CORNING, N.Y., AND SUNNYVALE, CALIF. — Corning Incorporated (NYSE: GLW) and Alliance Fiber Optic Products, Inc. (Nasdaq: AFOP) announced today that they have entered into a definitive merger agreement under which Corning will acquire Alliance Fiber Optic Products, Inc.
Under terms of the agreement, Corning will make an all-cash tender offer to acquire all of the outstanding common shares of Alliance Fiber Optic Products, Inc. (AFOP) for $18.50 per share, representing a transaction value of approximately $305 million.
AFOP designs and manufactures high-performance passive optical components. These products are used by cloud data-center operators and leading datacom and telecom OEMs (original equipment manufacturers). These components are used in several of Corning’s existing connectivity solutions. AFOP, founded in 1995 and headquartered in Sunnyvale, California, has manufacturing and product development capabilities in the U.S., Taiwan and China.
Upon closing of the acquisition, Corning will integrate AFOP into its Optical Communications business segment. Corning expects the acquisition to expand its market access to cloud data-center operators and OEMs, broaden its presence in Asia, and provide product and cost synergies. Corning expects the acquisition to be accretive to its earnings per share during the first year.
“Combining AFOP’s components expertise with Corning’s broad portfolio of connectivity solutions further strengthens our position in the high-growth, cloud data-center market segment,” said Clark S. Kinlin, executive vice president, Corning Optical Communications.

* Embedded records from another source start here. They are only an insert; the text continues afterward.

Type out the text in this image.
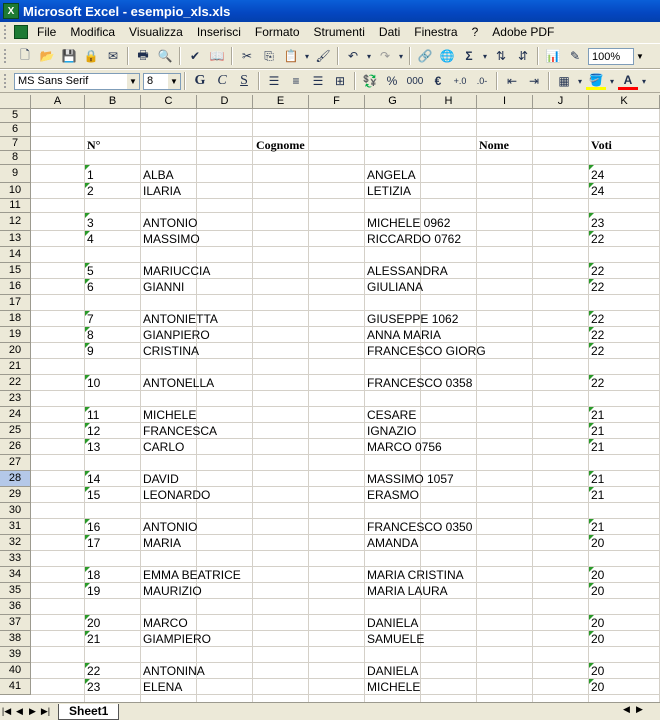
X Microsoft Excel - esempio_xls.xls
File	Modifica	Visualizza	Inserisci	Formato	Strumenti	Dati	Finestra	?	Adobe PDF
🗋 📂 💾 🔒 ✉	🖶 🔍	✔ 📖	✂	⎘ 📋 ▾ 🖌	↶	▾ ↷	▾ 🔗 🌐 Σ	▾ ⇅ ⇵	📊 ✎	100%	▼
MS Sans Serif	▼ 8 ▼	G C S	☰	≡	☰ ⊞	💱 % 000 €	+.0	.0-	⇤ ⇥	▦	▾ 🪣 ▾ A	▾
A	B	C	D	E	F	G	H	I	J	K
5
6
7
8
9
10
11
12
13
14
15
16
17
18
19
20
21
22
23
24
25
26
27
28
29
30
31
32
33
34
35
36
37
38
39
40
41
N°	Cognome	Nome	Voti
1	ALBA	ANGELA	24
2	ILARIA	LETIZIA	24
3	ANTONIO	MICHELE 0962	23
4	MASSIMO	RICCARDO 0762	22
5	MARIUCCIA	ALESSANDRA	22
6	GIANNI	GIULIANA	22
7	ANTONIETTA	GIUSEPPE 1062	22
8	GIANPIERO	ANNA MARIA	22
9	CRISTINA	FRANCESCO GIORG	22
10	ANTONELLA	FRANCESCO 0358	22
11	MICHELE	CESARE	21
12	FRANCESCA	IGNAZIO	21
13	CARLO	MARCO 0756	21
14	DAVID	MASSIMO 1057	21
15	LEONARDO	ERASMO	21
16	ANTONIO	FRANCESCO 0350	21
17	MARIA	AMANDA	20
18	EMMA BEATRICE	MARIA CRISTINA	20
19	MAURIZIO	MARIA LAURA	20
20	MARCO	DANIELA	20
21	GIAMPIERO	SAMUELE	20
22	ANTONINA	DANIELA	20
23	ELENA	MICHELE	20
|◀ ◀ ▶ ▶|	Sheet1	◀ ▶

“And, it adds additional products that Corning can offer our broad customer base while providing an opportunity for manufacturing synergies.”
Peter C. Chang, AFOP founder and CEO, commented, “We are excited to join forces with Corning. We believe Corning’s scale provides an excellent platform for our products to access a broader customer base and drive a higher level of growth than we would be able to achieve as a standalone company. Our board believes that this transaction is in the best interests of our stockholders and provides our stockholders with substantial cash value for their investment. In addition, we believe becoming part of a larger company with Corning’s strong track record benefits both our employees and customers.”
The offer price represents a 32% premium to the one month average closing price prior to the announcement and a 20% premium to the closing price on April 7, 2016. The tender offer is expected to commence within the next 10 business days and will be followed by a merger, in which all the shares of AFOP common stock that have not been tendered into the tender offer (other than shares for which appraisal rights have been properly exercised) will be converted into the right to receive $18.50 in cash per share.
The boards of directors of both companies have approved the transaction, which is expected to be completed in the second quarter 2016. The completion of the tender offer is subject to the satisfaction of customary closing conditions, including that a majority of the outstanding shares of common stock of AFOP (calculated on a fully diluted basis) are tendered into the tender offer and regulatory review.